SpaceX has announced the successful launch of its MethaneSAT emissions monitor, detaching from the SpaceX Transporter-10 to enter orbit around Earth. The satellite is designed to protect Earth’s climate by detecting methane emissions in oil and gas operations. MethaneSAT detached from the transporter just after 4:00pm PT on Monday, March 5.

MethaneSAT was developed by a subsidiary of the Environmental Defense Fund (EDF) and will detect and quantify total methane emissions over wide regions of the Earth’s surface—previously unattainable by other satellites. Data from MethaneSAT will allow companies and regulators to track emissions and give stakeholders free, near real-time access to the data. Citizens, governments, and investors will also have the ability to compare the results to emissions goals and obligations.

“Cutting methane pollution from fossil fuel operations, agriculture and other sectors is the single fastest way to slow the rate of warming as we continue to decarbonize our energy systems,” said EDF President Fred Krupp. “To do that requires comprehensive data on this pollution on a global scale. MethaneSAT will show us the full scope of the opportunity by tracking emissions to their source.”


Krupp announced the MethaneSAT at a 2018 TED Talk as part of the TED Audacious Project. EDF published a series of 16 independent studies that showed emissions across the U.S. oil and gas supply chain were 60% higher than EPA estimates at the time. The MethaneSAT is a direct result of the EDF’s published results.

Orbiting the Earth 15 times a day, MethaneSAT will measure changes in methane concentrations as small as three parts per billion. High sensitivity, high resolution, and a wide field of view will enable MethaneSAT to see the entire emissions picture. Interactive emissions data will be available on the MethaneSAT website and on the Google Earth Engine. The satellite was made possible by the support of EDF donors and a partnership with the Government of New Zealand.

“MethaneSAT’s superpower is the ability to precisely measure methane levels with high resolution over wide areas, including smaller, diffuse sources that account for most emissions in many regions,” said Steven Hamburg, EDF Chief Scientist and MethaneSAT project leader. “Knowing how much methane is coming from where and how the rates are changing is essential.”

Among the largest donors to MethaneSAT are the Bezos Earth Fund, Arnold Ventures, the Robertson Foundation, and the TED Audacious Project. In December of 2023, EDF joined with Bloomberg Philanthropies, The International Energy Agency, RMI, and the UN Environment Program’s International Methane Emission Observatory on an initiative to hold companies and governments accountable for their methane management.

In addition to detecting methane emission sources and rates for a given region, MethaneSAT will make it possible to compare emission loss rates across major oil and gas areas and performance over time.

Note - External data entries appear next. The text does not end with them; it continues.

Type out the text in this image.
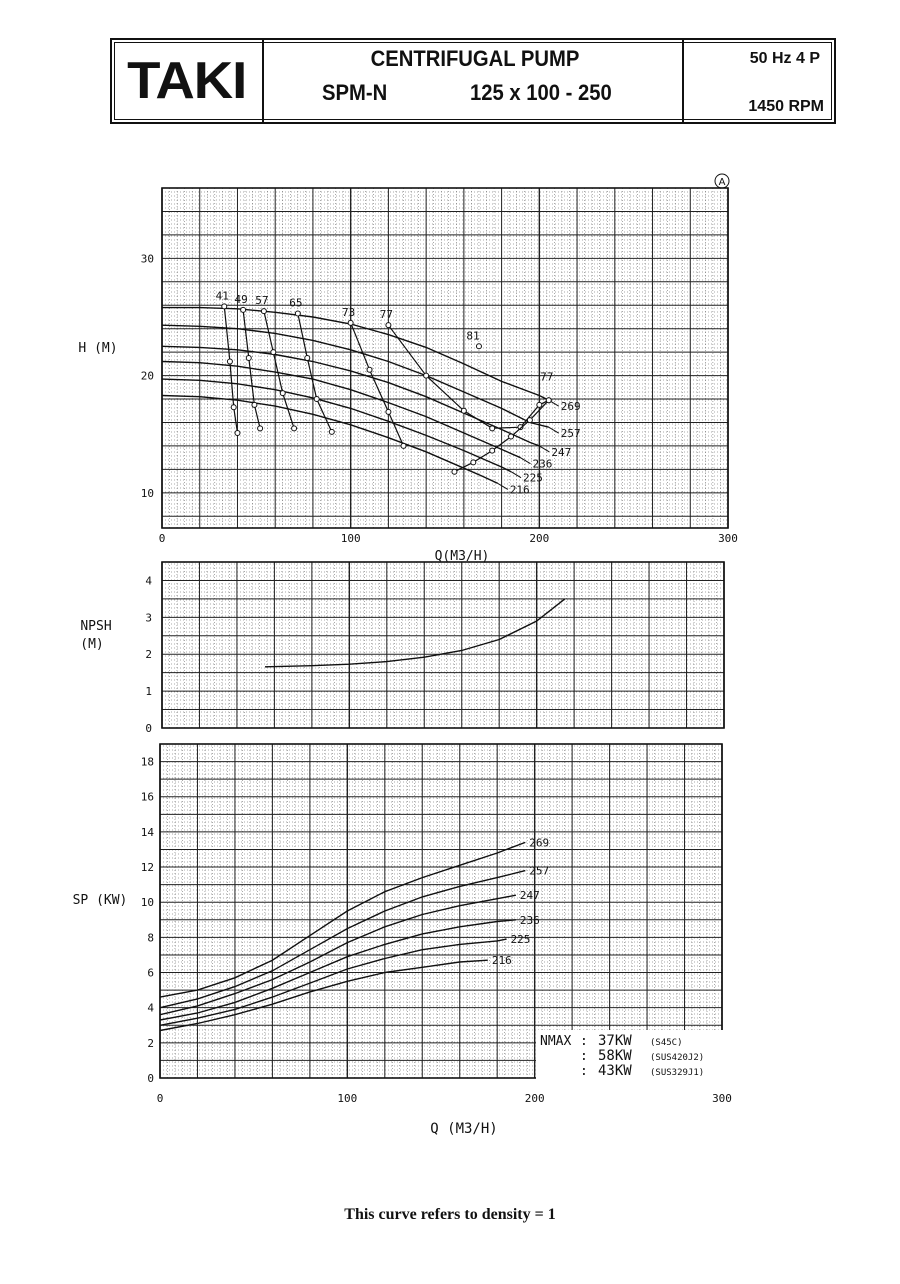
TAKI	CENTRIFUGAL PUMP
SPM-N	125 x 100 - 250
50 Hz 4 P
1450 RPM
10
20
30
0	100	200	300
H (M)
Q(M3/H)
A
269
257
247
236
225
216
41 49 57 65
73 77
81
77
0
1
2
3
4
NPSH
(M)
0
2
4
6
8
10
12
14
16
18
0	100	200	300
SP (KW)
Q (M3/H)
269
257
247
236
225
216
NMAX : 37KW (S45C)
: 58KW (SUS420J2)
: 43KW (SUS329J1)
This curve refers to density = 1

Specially developed analytics will trace these emissions back to the source within major target regions.

“You can’t manage what you can’t measure, and that’s certainly true when it comes to cutting methane, one of the biggest drivers of climate change,” said Michael R. Bloomberg, UN Secretary-General's Special Envoy on Climate Ambition and Solutions and Founder of Bloomberg LP and Bloomberg Philanthropies. “Data from this satellite will help us to better measure methane emissions and target their sources, bringing more transparency to the problem, giving companies and investors the information they need to take action, and empowering the public to hold people accountable.”

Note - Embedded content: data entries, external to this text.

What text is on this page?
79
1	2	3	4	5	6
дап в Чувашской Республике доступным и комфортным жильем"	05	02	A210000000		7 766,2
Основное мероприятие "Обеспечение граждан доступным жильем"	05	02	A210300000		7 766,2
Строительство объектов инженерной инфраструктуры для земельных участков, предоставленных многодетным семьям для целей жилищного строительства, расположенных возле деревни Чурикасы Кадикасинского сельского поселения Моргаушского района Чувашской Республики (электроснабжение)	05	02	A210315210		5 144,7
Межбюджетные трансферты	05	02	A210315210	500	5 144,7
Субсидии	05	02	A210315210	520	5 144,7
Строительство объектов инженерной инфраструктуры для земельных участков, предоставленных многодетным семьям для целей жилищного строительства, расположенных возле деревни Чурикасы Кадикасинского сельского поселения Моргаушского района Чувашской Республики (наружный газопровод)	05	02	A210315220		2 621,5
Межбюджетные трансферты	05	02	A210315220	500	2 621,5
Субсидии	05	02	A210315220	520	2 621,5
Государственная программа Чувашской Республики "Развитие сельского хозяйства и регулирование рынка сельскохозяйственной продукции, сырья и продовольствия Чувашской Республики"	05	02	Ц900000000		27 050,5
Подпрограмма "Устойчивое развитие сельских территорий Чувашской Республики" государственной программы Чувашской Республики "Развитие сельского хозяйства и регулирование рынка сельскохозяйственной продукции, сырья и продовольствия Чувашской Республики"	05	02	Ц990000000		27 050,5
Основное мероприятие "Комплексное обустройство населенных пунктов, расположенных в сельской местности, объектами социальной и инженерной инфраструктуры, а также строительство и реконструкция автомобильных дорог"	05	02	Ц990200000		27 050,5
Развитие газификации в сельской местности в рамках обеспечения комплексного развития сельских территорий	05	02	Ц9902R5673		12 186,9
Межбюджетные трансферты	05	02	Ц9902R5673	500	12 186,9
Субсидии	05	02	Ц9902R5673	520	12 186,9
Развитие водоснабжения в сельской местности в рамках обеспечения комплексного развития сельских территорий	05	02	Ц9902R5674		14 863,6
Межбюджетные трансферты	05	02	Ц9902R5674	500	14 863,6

EDF also partnered with Harvard University’s School of Engineering and Applied Sciences, the Smithsonian Astrophysical Observatory, and the New Zealand Space Agency. The combined mission team has over 70 experts worldwide with experience in spaceflight, remote sensing, and data analytics. MethaneSAT was built in Colorado by the Space & Missions Systems unit of BAE Systems and Blue Canyon Technologies.